All students take the CCS qualifying examination at the end of their second year. During the fall semester of the second year, each student works with the CCS faculty to assemble a qualifying examination committee consisting of three CCS faculty. The exam will be largely shaped, administered, and graded by this committee.

The qualifying exam consists of a written examination and an oral examination.

The written component has three parts: 1) an analytic-synthetic essay* required of all students, written in response to a question determined by the CCS faculty and based on authors’ arguments found in the list of CCS Qualifying Examination Readings,** 2) an analytic-synthetic essay addressing a question customized for the student according to their interests and based on a list of specialty readings within the CCS tradition, both of which are determined by the student and their three-person faculty examination committee, working in consultation with each other, and 3) one of three options intended to establish competence in appropriate research methodology — either a) an analytic-synthetic review essay on how a particular concept, behavior, etc., is observed or measured using a variety of approaches, or, b) a methodological critique of a recent peer-reviewed journal article, or, c) an original, proposed research technique, methodology, or plan designed to answer a specific research question. The decision of which of these methodology components the student will address is also decided by the faculty examination committee and student working in consultation with each other.

The oral examination is given by the faculty examination committee and takes place after the written examination. It is approximately one hour in length. It provides both the student and the examination committee with an opportunity to further discuss the content of the written examination.

The qualifying examination is given to all second year students two weeks after the last day of Spring classes. The written questions are distributed on that Monday morning*** and students have five days to complete the exam. Answers must be original, written independently, and submitted by that Friday at 5:00 PM. Faculty grade the exams over the next several days, prior to the oral examination. The oral examination commences according to scheduled appointments on the subsequent Wednesday. Students will be informed of their exam grade by the end of that week, just before the Memorial Day weekend.****

The student’s faculty examination committee grades the qualifying examination, based on a combination of both the written and oral exams. Each part/question of the exam is assigned a grade of “pass,” or “fail.” Students must receive the grade of “pass” on all three parts of the exam in order to progress in the PhD program. Students who fail one or more parts of the exam are deemed unqualified to continue in the program. Students who do not pass the exam are entitled to one opportunity to revise and re-submit their answers to their faculty exam committee for reconsideration. Revised answers must be submitted by the end of the summer, so that the committee can grade them and inform the student of  he outcome before the fall term begins. For a timeline of the qualifying exam process, refer to the CCS Track Description document.
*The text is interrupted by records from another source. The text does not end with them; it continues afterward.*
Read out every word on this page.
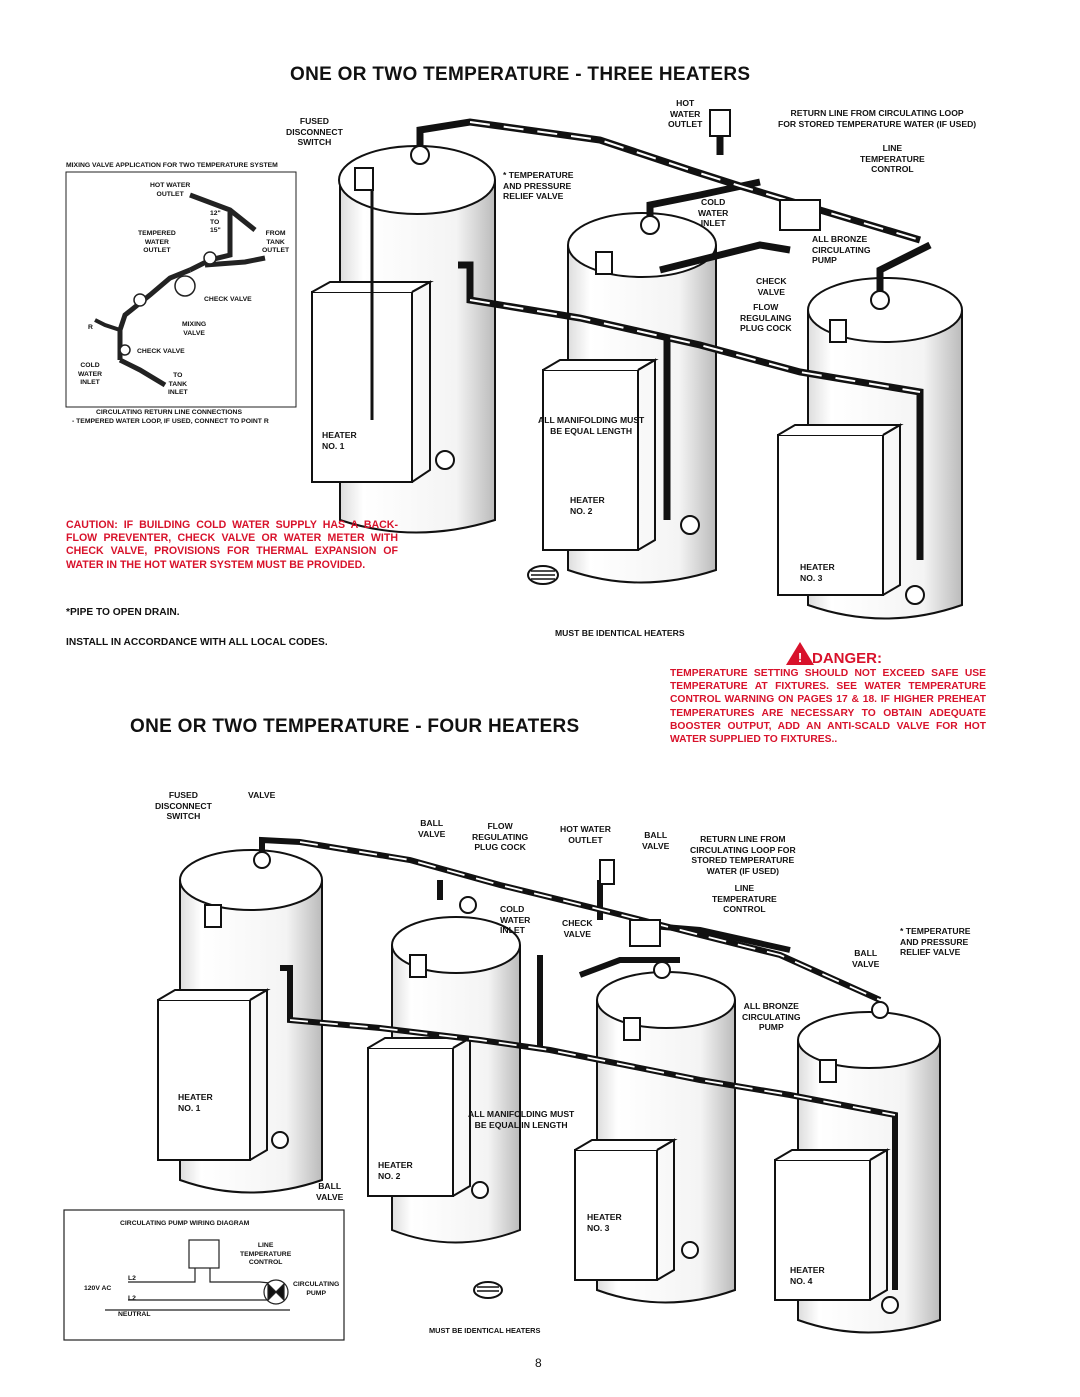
ONE OR TWO TEMPERATURE - THREE HEATERS
ONE OR TWO TEMPERATURE - FOUR HEATERS
!
FUSED
DISCONNECT
SWITCH
HOT
WATER
OUTLET
RETURN LINE FROM CIRCULATING LOOP
FOR STORED TEMPERATURE WATER (IF USED)
LINE
TEMPERATURE
CONTROL
* TEMPERATURE
AND PRESSURE
RELIEF VALVE
COLD
WATER
INLET
ALL BRONZE
CIRCULATING
PUMP
CHECK
VALVE
FLOW
REGULAING
PLUG COCK
ALL MANIFOLDING MUST
BE EQUAL LENGTH
HEATER
NO. 1
HEATER
NO. 2
HEATER
NO. 3
MUST BE IDENTICAL HEATERS
MIXING VALVE APPLICATION FOR TWO TEMPERATURE SYSTEM
HOT WATER
OUTLET
12"
TO
15"
TEMPERED
WATER
OUTLET
FROM
TANK
OUTLET
CHECK VALVE
R	MIXING
VALVE
CHECK VALVE
COLD
WATER
INLET
TO
TANK
INLET
CIRCULATING RETURN LINE CONNECTIONS
- TEMPERED WATER LOOP, IF USED, CONNECT TO POINT R
CAUTION: IF BUILDING COLD WATER SUPPLY HAS A BACK-FLOW PREVENTER, CHECK VALVE OR WATER METER WITH CHECK VALVE, PROVISIONS FOR THERMAL EXPANSION OF WATER IN THE HOT WATER SYSTEM MUST BE PROVIDED.
*PIPE TO OPEN DRAIN.
INSTALL IN ACCORDANCE WITH ALL LOCAL CODES.
DANGER:
TEMPERATURE SETTING SHOULD NOT EXCEED SAFE USE TEMPERATURE AT FIXTURES. SEE WATER TEMPERATURE CONTROL WARNING ON PAGES 17 & 18. IF HIGHER PREHEAT TEMPERATURES ARE NECESSARY TO OBTAIN ADEQUATE BOOSTER OUTPUT, ADD AN ANTI-SCALD VALVE FOR HOT WATER SUPPLIED TO FIXTURES..
FUSED
DISCONNECT
SWITCH
VALVE
BALL
VALVE
FLOW
REGULATING
PLUG COCK
HOT WATER
OUTLET	BALL
VALVE
RETURN LINE FROM
CIRCULATING LOOP FOR
STORED TEMPERATURE
WATER (IF USED)
LINE
TEMPERATURE
CONTROL
COLD
WATER
INLET
CHECK
VALVE	* TEMPERATURE
AND PRESSURE
RELIEF VALVE
BALL
VALVE
ALL BRONZE
CIRCULATING
PUMP
ALL MANIFOLDING MUST
BE EQUAL IN LENGTH
HEATER
NO. 1
HEATER
NO. 2
BALL
VALVE
HEATER
NO. 3
HEATER
NO. 4
MUST BE IDENTICAL HEATERS
CIRCULATING PUMP WIRING DIAGRAM
LINE
TEMPERATURE
CONTROL
L2
120V AC
L2
NEUTRAL
CIRCULATING
PUMP
8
*Analytic-synthetic essays are built on careful readings of others’ claims (this is the analytic part) as well as the essay writer’s observations/claims about those claims (this is the synthetic part). Analytic-synthetic essays demonstrate mastery of existing domain knowledge by demonstrating understanding of individual scholars’ works as well as how a body of works relate to each other.

**This is a list developed by the faculty consisting of general CCS-related readings. It is an on-going endeavor, available to all students. The version available at the start of their second year of studies is the version on which students will be tested during their qualifying exam.

***For some questions, of course, this is only a formality. A student will already know at least one of the questions on their exam (#2) prior to this date, and will already have been working on their answer to it throughout the semester. Depending on what has been decided with their examination committee for question #3, it is possible that a student will encounter only one new question on this Monday morning when the exam questions are officially released (i.e., Q #1).

****For example, during the Spring 2016 term, classes ended on Friday, April 29th. The qualifying exam would have been distributed to second year PhD students at 9:00 AM on Monday, May 16th. Students would have had until 5:00 PM on Friday, May 21st to complete the exam. Each student would then meet with the faculty for their oral exam for one hour on Wednesday, May 25th. Students would receive notification of their exam grades by Friday, May 27th.)